An Observation:
Monsterhearts makes it easy to play your character even though you don’t know who they are yet and even helps you through the mechanics to get to know them
In our game right now I don’t really know who Lilly is yet.
(We spend the first half of the last session with creating a homeroom and doing background etc. for characters so I had only about half a session to get to know my character. That certainly also features into this)
I did however always know what I would do in a scene because the game gives me a limited number of buttons to press. You only have a few moves and all of these require you to act in a certain way. Not only that though. The other players also tell you what subset of buttons you should press this session. Highlights leave you with 5ish buttons that you get extra rewarded for pressing.
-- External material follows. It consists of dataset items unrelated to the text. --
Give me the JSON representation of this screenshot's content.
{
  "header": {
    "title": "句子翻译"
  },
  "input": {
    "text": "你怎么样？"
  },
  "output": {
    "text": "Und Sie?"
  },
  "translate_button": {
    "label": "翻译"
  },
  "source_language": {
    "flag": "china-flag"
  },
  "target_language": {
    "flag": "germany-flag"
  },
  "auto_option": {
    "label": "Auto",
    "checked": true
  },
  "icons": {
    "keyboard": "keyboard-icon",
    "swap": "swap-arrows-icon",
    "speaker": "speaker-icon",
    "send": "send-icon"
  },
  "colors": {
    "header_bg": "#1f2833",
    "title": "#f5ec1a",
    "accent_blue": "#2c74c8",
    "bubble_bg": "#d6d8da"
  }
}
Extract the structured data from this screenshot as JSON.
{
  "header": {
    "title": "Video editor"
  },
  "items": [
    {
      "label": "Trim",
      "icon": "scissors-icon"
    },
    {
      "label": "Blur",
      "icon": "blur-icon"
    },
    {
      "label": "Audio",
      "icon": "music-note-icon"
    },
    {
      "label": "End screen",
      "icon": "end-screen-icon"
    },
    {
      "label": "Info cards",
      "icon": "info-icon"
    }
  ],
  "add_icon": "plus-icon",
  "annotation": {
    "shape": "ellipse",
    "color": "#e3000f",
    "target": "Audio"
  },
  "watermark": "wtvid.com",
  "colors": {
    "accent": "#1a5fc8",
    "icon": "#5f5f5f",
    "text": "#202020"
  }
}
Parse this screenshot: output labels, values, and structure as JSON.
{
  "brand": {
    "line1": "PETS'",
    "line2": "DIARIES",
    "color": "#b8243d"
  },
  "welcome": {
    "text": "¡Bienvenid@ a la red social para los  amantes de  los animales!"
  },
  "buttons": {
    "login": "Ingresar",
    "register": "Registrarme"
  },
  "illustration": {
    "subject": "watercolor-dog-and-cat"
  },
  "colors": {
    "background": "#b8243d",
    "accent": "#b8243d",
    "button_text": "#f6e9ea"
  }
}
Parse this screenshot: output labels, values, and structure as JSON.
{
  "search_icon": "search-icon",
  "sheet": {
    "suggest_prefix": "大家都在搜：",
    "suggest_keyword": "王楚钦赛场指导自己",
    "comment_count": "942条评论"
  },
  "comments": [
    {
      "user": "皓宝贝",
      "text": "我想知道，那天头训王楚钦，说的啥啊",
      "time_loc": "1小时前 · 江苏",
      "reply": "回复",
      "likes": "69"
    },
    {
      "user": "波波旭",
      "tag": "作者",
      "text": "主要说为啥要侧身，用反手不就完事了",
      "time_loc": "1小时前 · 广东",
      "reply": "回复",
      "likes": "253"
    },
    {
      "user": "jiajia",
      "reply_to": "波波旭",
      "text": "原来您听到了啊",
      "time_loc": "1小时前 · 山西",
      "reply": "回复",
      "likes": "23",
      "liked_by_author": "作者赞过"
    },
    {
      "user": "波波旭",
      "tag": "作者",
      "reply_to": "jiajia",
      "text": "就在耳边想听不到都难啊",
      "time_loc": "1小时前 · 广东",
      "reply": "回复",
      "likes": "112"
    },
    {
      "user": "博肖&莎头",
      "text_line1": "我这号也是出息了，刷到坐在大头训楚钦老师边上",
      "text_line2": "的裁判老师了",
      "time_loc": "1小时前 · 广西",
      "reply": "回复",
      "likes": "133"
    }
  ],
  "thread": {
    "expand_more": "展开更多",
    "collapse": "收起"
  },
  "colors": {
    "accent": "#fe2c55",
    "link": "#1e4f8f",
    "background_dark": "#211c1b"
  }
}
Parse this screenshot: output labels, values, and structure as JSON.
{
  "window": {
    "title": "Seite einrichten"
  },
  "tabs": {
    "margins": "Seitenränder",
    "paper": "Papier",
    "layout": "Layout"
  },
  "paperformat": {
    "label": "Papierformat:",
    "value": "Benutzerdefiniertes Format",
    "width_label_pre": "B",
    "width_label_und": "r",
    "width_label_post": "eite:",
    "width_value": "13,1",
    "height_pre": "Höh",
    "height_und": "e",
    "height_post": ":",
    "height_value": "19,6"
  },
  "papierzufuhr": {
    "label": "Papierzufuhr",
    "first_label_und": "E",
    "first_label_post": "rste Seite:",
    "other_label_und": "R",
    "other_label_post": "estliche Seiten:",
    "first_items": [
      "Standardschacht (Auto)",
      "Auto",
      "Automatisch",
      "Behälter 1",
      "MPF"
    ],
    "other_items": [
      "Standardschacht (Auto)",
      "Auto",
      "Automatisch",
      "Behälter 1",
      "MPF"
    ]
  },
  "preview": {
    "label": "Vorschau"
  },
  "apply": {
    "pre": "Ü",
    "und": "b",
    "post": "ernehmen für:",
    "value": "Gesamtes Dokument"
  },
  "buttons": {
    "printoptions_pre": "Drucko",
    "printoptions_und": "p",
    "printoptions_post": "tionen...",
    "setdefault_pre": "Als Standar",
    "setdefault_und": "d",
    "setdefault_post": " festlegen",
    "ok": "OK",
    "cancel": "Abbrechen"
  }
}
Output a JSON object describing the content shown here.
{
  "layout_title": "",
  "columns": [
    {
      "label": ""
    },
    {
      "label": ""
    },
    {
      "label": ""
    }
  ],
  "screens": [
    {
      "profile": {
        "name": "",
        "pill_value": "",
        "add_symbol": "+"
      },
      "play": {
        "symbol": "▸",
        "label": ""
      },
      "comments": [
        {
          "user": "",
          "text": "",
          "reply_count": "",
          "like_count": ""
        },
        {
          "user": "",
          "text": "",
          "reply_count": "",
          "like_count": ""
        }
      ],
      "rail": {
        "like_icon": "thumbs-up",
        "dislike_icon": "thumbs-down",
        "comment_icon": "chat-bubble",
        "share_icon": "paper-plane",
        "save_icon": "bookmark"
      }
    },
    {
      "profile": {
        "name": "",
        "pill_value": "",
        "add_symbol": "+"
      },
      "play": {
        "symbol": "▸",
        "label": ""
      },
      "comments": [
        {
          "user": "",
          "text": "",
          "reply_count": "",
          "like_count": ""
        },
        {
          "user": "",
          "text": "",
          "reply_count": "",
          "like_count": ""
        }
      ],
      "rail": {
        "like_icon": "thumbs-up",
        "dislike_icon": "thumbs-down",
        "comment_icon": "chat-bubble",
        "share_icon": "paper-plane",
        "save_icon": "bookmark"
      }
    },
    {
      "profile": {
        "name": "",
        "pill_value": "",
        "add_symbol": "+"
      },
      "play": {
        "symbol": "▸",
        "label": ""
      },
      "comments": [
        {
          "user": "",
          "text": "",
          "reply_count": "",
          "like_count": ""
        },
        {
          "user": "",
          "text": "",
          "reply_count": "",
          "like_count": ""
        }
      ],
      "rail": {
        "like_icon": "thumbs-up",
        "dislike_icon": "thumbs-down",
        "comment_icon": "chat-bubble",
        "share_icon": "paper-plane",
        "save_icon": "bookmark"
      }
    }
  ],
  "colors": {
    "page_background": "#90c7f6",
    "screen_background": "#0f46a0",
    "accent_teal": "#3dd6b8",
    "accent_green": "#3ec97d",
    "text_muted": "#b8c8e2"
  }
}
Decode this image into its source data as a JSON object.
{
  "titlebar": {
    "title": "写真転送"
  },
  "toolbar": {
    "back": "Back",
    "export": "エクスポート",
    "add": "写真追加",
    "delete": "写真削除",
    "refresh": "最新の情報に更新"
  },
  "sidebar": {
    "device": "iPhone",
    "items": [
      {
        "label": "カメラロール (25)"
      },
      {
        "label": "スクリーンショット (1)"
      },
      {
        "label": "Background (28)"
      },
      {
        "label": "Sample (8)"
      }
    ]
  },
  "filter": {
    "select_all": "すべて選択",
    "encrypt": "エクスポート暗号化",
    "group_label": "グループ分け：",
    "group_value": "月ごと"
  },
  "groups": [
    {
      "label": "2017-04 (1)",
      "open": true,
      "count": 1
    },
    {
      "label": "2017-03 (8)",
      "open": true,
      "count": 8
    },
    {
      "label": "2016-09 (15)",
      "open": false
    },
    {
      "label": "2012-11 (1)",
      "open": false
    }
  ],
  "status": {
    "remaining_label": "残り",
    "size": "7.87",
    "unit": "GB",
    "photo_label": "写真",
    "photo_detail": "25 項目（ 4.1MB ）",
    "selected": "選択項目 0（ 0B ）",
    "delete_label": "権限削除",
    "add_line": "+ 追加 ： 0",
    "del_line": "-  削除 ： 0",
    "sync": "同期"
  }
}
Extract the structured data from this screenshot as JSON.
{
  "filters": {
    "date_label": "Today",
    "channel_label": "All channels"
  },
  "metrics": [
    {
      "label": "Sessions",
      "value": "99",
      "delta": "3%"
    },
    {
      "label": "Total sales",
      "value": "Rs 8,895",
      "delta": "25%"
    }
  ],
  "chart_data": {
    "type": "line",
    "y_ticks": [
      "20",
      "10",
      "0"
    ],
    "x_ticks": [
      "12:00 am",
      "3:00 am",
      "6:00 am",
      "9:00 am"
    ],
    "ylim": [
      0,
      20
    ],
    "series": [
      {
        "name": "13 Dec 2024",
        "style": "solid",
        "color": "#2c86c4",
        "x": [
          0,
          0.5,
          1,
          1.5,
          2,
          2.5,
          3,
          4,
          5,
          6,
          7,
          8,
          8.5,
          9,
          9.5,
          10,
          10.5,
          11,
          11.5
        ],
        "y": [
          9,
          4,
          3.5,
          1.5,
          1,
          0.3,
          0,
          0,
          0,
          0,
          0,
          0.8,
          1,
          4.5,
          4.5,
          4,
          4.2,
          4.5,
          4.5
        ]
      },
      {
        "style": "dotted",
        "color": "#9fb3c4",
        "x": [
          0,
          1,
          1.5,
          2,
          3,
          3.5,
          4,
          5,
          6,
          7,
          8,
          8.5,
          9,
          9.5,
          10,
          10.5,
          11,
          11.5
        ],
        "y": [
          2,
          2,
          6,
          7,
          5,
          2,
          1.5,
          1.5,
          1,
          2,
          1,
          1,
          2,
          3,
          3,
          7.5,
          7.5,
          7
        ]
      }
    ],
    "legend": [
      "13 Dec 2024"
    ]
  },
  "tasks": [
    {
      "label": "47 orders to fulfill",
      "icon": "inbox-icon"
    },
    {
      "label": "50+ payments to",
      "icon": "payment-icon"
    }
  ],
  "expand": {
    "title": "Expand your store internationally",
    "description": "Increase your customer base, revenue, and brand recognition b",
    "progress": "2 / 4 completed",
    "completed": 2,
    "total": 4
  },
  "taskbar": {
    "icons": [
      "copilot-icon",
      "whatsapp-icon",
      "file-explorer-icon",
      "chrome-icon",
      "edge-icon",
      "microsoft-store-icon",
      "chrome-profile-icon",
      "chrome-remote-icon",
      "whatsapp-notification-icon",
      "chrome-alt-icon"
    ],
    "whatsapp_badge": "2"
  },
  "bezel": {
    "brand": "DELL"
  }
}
So when you don’t know what to do you can just decide what button you want to press (and you have an incentive to choose specific ones) and then decide how that would look like. Through that a certain pattern of behaviour and speech emerges that will tell you what your character is like.
(And then the singleton rule will further “limit” you after you pressed a button)
In addition to that other characters will use moves against you and you need to decide how you deal with that. Especially getting Shut Down and being turned on require you to make a decision about how your character reacts and thereby creates a little precedent in your mind.
So when you don’t know who your character is – make moves! They will require you to decide who they are.
Monsterhearts is also better at this then let’s say Dungeon World because MH moves are mostly social in nature while DW moves are mostly physical in nature. Knowing how your Paladin kills a Fell-Unicorn tells us less about their personality (although it definitely can) then knowing how the Chosen bullies someone they turned on a scene ago.
I’ve sadly yet to play Monsterhearts, but from reading it, I would agree with you Tim Franzke.